As ausências foram justificadas de formas diferentes, mas todas mostraram conveniência. Não querem se desgastar de forma desnecessária. O Lula disse que não iria porque a emissora convidou candidatos sem critérios legais; o Flávio Bolsonaro afirmou que só participaria se Lula estivesse presente; e Romeu Zema desistiu horas antes alegando que o debate não fazia sentido sem o Lula.

O atual presidente da República não quis participar porque sabe que as contradições do seu governo são muitas, e muito provavelmente seria “esfolado vivo”, se me permite o linguajar, pelos outros candidatos. Nesse sentido, seria muito arriscado a sua participação. Afinal, “a eleição já está garantida”, apontam seus eleitores.   

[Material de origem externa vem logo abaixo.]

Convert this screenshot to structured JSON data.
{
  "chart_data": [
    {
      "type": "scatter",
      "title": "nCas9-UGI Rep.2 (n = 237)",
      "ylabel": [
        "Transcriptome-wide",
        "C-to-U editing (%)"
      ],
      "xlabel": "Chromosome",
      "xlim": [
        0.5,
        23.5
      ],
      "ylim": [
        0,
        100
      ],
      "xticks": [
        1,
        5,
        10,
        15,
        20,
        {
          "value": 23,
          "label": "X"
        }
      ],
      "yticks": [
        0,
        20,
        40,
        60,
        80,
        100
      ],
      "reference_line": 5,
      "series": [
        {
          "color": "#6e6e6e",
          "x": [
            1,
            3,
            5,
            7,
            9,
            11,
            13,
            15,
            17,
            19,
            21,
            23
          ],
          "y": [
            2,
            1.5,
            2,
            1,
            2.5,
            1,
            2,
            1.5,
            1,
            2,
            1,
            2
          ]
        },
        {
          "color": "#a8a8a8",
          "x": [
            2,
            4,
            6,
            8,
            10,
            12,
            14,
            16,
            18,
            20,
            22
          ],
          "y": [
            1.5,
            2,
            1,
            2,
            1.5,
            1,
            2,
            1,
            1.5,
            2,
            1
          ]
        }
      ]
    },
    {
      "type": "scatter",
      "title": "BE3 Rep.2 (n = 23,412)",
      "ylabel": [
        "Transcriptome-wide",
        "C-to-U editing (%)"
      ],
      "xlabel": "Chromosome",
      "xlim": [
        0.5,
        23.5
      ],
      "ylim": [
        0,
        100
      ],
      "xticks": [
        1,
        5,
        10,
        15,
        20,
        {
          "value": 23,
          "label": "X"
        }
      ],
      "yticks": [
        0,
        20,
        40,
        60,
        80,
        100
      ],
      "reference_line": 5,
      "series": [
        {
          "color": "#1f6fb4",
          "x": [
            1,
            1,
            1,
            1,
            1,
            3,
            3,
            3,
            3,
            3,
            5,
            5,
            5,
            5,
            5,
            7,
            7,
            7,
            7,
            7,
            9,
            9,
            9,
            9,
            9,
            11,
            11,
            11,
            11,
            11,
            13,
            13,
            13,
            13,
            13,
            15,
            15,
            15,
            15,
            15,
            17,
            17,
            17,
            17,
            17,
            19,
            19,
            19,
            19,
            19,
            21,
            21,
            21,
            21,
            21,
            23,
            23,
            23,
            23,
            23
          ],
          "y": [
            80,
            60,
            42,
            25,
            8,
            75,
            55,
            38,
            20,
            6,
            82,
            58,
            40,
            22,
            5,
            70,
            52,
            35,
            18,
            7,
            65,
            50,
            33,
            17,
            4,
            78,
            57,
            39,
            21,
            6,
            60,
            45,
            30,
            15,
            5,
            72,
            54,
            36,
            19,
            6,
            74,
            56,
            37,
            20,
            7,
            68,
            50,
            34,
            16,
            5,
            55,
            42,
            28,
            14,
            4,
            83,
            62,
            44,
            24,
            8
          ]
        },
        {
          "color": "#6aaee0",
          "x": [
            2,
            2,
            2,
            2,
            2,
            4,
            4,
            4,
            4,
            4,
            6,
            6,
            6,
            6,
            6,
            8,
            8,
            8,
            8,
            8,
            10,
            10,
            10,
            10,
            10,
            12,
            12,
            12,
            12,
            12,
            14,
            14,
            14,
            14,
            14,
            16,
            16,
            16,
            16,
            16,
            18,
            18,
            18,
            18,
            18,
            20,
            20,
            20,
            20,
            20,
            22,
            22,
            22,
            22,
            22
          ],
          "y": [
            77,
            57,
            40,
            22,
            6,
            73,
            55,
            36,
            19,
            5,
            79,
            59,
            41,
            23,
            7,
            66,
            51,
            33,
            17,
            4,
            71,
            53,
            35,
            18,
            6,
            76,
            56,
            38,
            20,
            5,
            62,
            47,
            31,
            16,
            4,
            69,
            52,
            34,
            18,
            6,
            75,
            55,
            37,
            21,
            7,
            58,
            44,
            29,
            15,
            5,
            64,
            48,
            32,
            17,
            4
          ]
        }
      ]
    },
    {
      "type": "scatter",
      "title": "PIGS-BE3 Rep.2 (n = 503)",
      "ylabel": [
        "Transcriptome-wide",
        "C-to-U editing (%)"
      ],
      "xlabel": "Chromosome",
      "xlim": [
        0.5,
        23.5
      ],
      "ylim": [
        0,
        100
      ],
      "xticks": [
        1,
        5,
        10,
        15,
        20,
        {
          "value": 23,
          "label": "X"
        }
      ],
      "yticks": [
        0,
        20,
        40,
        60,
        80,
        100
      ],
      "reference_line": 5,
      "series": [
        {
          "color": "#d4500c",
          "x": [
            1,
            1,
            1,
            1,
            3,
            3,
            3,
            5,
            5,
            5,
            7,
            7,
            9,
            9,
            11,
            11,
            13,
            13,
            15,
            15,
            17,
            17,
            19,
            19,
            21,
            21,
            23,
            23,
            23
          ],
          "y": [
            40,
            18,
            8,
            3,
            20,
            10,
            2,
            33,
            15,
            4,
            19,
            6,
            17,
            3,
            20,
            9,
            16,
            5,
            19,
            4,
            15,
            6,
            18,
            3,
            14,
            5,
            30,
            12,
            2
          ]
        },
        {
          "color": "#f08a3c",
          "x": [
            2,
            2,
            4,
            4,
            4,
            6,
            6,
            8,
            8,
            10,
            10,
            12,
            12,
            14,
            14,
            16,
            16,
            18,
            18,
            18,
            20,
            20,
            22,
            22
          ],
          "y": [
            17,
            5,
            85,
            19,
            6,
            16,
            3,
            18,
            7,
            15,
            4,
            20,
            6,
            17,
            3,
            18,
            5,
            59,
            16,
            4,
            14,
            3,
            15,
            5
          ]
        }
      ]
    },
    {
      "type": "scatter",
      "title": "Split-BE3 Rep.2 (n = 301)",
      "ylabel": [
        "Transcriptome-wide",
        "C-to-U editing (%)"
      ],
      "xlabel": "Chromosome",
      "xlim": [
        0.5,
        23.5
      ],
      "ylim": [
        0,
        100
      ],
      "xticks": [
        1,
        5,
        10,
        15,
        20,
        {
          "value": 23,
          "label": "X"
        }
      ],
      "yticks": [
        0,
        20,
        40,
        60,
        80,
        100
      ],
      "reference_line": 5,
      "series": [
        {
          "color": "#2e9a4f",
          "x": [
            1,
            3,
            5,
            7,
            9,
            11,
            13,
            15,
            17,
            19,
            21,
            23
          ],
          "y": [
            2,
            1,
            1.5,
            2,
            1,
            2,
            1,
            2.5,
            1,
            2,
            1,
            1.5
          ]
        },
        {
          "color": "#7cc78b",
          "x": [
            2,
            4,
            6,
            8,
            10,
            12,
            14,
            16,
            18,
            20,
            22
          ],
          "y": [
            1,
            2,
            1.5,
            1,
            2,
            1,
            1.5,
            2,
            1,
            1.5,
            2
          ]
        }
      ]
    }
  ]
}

Mas digo, a democracia não se sustenta apenas com as eleições, ela precisa de confronto de ideias e coragem para ouvir críticas, inclusive dos seus pares ideológicos. Ao não comparecerem, os três líderes passaram a mensagem de que o debate pode ser evitado e o resultado foi um encontro com apenas três candidatos que juntos tinham pouco mais de 11% das intenções de voto.

Nesse sentido, Caiado, Cury e Renan aproveitaram para criticar os ausentes chamando-os de “fujões” e “medrosos”. O candidato do Missão levou fraldas com os nomes de Lula e Flávio como forma de protesto. O gesto simbolizou a indignação diante da recusa dos principais líderes em dialogar com o povo.

Esse episódio ficará marcado como um parágrafo triste da história nacional, tendo em vista que a ausência não pode ser vista apenas como estratégia por nós eleitores. É um gesto que fragiliza a democracia e nos priva de avaliar propostas e visões de futuro. O Brasil merece líderes que entendam que ocupar o Poder é dialogar com a sociedade.